Mit Sick of Myself hat Kristoffer Borgli einen Film geschaffen, der sich anfühlt wie ein greller Instagram-Filter über einer moralisch ausgebleichten Gegenwart. Spätestens seit seinem späteren Erfolg mit Dream Scenario – eine bitterböse Mediensatire mit Nicolas Cage – ist klar: Borgli interessiert sich brennend für Aufmerksamkeit. Für das Gesehenwerden. Und für die grotesken Abgründe, die sich daraus ergeben.
Sick of Myself: Eine toxische Beziehung, aber anders
Im Zentrum von Sick of Myself steht ein junges Paar aus der urbanen Kreativszene. Beide sind narzisstisch, beide hungrig nach Aufmerksamkeit, beide unfähig, dem jeweils anderen das Rampenlicht zu gönnen. Doch hier geht es nicht um die klassische toxische Dynamik aus Kontrolle oder Eifersucht. Es geht um etwas Zeitgenössischeres: Aufmerksamkeitsökonomie. Wer wird mehr bemitleidet? Wer steht im Mittelpunkt?
Eine der brillantesten Szenen des Films spielt dabei schon zu Beginn bei einem Dinner. Eigentlich sollte der Abend dem Freund gehören. Doch seine Partnerin kann es nicht ertragen, im Schatten zu stehen. Kurzerhand behauptet sie, eine schwere Nussallergie zu haben. Das Restaurantpersonal gerät in Panik, ein Sondergericht wird kreiert, alle Augen richten sich auf sie.
Dann der absurde Höhepunkt: Sie isst versehentlich eine Nuss, gegen die sie in Wahrheit gar nicht allergisch ist. Um ihre Lüge nicht auffliegen zu lassen, muss sie nun eine allergische Reaktion simulieren. Eine Farce, die sich ins Groteske steigert. Vor allem, weil ihr Freund ja auch weiß, dass sie nicht allergisch ist, aber schweigt. Er hat den Kampf um Aufmerksamkeit verloren.

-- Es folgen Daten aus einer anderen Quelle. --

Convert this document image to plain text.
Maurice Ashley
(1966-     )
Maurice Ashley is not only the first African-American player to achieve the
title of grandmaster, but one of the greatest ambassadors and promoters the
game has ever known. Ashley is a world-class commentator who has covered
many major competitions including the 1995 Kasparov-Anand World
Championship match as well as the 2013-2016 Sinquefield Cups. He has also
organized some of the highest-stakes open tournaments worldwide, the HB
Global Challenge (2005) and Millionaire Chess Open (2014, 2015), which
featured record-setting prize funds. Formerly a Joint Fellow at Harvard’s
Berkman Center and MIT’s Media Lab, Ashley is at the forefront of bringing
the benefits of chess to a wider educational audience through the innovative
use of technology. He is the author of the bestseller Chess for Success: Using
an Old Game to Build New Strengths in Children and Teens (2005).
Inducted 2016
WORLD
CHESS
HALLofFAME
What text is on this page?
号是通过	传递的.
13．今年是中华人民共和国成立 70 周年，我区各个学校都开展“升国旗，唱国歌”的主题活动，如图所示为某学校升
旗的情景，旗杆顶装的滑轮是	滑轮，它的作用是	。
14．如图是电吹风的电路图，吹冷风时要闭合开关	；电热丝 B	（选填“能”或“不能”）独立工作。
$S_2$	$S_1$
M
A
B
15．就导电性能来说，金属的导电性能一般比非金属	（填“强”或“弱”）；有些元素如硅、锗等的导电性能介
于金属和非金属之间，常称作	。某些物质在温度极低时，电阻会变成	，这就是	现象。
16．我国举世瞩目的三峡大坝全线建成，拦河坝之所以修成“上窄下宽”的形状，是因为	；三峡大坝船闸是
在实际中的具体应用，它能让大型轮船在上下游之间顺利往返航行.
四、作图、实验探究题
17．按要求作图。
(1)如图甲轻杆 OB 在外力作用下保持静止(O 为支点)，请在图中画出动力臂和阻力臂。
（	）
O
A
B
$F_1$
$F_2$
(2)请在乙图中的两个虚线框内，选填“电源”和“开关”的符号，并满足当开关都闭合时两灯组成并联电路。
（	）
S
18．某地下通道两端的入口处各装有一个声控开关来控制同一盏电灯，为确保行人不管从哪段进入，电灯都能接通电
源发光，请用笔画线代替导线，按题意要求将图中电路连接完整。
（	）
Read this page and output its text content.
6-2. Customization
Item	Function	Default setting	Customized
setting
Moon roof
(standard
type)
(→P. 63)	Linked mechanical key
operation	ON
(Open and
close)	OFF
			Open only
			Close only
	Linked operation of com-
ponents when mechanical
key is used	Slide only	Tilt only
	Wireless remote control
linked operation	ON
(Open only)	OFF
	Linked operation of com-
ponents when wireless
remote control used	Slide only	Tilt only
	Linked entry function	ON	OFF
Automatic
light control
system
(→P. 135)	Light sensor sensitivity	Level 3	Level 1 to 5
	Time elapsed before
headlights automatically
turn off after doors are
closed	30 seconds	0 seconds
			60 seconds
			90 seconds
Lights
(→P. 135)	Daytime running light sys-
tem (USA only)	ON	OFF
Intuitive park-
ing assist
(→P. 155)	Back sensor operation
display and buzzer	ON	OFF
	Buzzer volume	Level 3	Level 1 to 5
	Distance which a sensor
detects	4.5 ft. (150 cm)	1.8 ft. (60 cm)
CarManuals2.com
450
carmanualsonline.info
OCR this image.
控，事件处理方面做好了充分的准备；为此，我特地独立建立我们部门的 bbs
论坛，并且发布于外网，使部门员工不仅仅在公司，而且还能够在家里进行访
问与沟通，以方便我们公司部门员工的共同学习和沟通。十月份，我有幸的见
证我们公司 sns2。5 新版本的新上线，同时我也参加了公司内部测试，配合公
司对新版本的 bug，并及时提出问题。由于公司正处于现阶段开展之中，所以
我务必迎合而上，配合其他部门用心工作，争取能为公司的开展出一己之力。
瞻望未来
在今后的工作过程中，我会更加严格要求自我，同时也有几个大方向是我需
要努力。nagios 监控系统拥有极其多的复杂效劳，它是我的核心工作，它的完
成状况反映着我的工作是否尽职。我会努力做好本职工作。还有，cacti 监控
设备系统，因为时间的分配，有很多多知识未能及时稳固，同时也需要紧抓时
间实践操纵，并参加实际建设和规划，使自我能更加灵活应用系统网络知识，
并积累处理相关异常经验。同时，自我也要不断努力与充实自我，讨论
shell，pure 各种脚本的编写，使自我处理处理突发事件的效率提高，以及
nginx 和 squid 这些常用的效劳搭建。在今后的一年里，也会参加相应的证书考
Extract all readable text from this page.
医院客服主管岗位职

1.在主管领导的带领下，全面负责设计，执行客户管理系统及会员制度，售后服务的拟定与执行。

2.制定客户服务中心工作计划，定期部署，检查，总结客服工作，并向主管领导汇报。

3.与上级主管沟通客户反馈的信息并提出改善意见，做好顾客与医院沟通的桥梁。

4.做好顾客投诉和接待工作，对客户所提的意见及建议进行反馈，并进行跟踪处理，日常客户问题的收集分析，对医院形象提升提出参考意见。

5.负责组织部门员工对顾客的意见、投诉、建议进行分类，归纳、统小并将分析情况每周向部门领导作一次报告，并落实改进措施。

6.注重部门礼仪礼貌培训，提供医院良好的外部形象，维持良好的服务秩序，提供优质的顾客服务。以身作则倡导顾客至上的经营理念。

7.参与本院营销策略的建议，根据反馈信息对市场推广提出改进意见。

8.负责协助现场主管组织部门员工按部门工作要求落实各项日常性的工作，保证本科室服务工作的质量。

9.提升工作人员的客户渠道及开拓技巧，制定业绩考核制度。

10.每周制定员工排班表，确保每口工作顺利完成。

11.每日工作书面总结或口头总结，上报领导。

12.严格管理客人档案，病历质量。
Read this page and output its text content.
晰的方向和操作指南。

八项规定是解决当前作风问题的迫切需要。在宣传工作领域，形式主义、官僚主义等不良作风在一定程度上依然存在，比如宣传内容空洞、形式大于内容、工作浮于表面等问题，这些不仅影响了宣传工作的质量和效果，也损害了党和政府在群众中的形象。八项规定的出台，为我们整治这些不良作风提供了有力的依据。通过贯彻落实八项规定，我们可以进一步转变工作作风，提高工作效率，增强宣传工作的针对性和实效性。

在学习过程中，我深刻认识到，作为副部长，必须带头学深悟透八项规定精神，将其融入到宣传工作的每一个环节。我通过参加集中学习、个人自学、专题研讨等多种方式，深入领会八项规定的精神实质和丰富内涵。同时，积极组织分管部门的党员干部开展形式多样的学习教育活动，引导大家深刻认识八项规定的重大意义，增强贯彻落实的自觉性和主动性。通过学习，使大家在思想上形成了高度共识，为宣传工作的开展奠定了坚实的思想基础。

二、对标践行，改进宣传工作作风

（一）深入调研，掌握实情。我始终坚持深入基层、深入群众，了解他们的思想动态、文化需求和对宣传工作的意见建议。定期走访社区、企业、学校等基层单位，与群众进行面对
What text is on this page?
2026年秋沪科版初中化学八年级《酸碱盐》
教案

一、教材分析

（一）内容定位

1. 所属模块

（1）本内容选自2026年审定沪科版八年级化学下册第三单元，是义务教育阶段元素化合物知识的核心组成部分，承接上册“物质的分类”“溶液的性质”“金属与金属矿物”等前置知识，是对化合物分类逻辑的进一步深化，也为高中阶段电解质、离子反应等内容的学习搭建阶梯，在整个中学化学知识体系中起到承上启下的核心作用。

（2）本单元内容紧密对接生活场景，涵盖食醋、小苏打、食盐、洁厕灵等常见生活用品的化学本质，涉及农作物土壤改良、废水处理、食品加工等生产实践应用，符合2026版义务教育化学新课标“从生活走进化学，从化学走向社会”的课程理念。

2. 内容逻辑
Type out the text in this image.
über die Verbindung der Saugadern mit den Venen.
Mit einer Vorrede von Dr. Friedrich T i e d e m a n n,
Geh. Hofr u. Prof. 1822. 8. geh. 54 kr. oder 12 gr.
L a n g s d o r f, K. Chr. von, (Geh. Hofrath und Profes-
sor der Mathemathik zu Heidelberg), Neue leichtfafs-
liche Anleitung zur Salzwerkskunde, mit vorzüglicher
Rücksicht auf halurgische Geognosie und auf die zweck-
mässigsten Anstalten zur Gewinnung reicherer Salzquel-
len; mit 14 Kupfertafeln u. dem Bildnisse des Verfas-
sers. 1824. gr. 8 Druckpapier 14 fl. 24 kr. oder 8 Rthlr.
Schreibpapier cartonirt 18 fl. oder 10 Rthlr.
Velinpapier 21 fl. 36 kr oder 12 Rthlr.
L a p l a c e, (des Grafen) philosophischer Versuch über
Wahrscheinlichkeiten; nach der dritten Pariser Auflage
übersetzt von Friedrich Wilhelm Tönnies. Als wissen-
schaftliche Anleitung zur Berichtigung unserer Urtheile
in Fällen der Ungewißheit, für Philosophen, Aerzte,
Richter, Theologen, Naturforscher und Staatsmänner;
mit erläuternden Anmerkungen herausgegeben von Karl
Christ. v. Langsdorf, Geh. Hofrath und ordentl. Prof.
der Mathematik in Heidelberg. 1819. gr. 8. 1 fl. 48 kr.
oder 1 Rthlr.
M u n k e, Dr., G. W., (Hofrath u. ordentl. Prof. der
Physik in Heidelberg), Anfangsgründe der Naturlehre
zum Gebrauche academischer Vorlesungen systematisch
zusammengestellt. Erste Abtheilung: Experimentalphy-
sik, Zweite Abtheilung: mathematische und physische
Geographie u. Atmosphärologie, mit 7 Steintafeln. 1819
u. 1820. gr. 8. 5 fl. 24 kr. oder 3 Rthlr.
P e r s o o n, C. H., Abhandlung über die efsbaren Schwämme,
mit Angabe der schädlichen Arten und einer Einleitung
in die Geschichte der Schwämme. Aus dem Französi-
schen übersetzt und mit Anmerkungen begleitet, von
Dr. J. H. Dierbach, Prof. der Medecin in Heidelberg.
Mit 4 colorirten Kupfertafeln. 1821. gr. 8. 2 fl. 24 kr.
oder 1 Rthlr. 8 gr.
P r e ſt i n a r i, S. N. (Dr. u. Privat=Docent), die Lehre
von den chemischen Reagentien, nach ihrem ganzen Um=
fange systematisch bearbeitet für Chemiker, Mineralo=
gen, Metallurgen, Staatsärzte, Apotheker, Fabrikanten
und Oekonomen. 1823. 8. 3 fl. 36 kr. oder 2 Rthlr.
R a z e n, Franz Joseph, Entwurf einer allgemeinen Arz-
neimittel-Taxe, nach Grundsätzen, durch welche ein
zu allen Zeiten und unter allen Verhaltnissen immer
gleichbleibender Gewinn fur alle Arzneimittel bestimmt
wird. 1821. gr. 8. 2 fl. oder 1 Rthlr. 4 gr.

Hier zeigt sich geradezu beispielhaft Borglis Stärke: In den kleinsten Gesten des Alltags entfaltet sich ein toxisches System. Keine offenen Schläge, keine lauten Dramen, sondern subtile, manipulative Selbstinszenierung. Diese erfrischend wie schockierenden Ansätze sind geradezu ein Grundelement seiner Arbeit.
Mitleid als Währung
Was Sick of Myself so erschreckend präzise macht, ist die Beobachtung, dass Aufmerksamkeit heute oft über Opferstatus generiert wird. Mitleid wird zur Währung. Leid wird performativ.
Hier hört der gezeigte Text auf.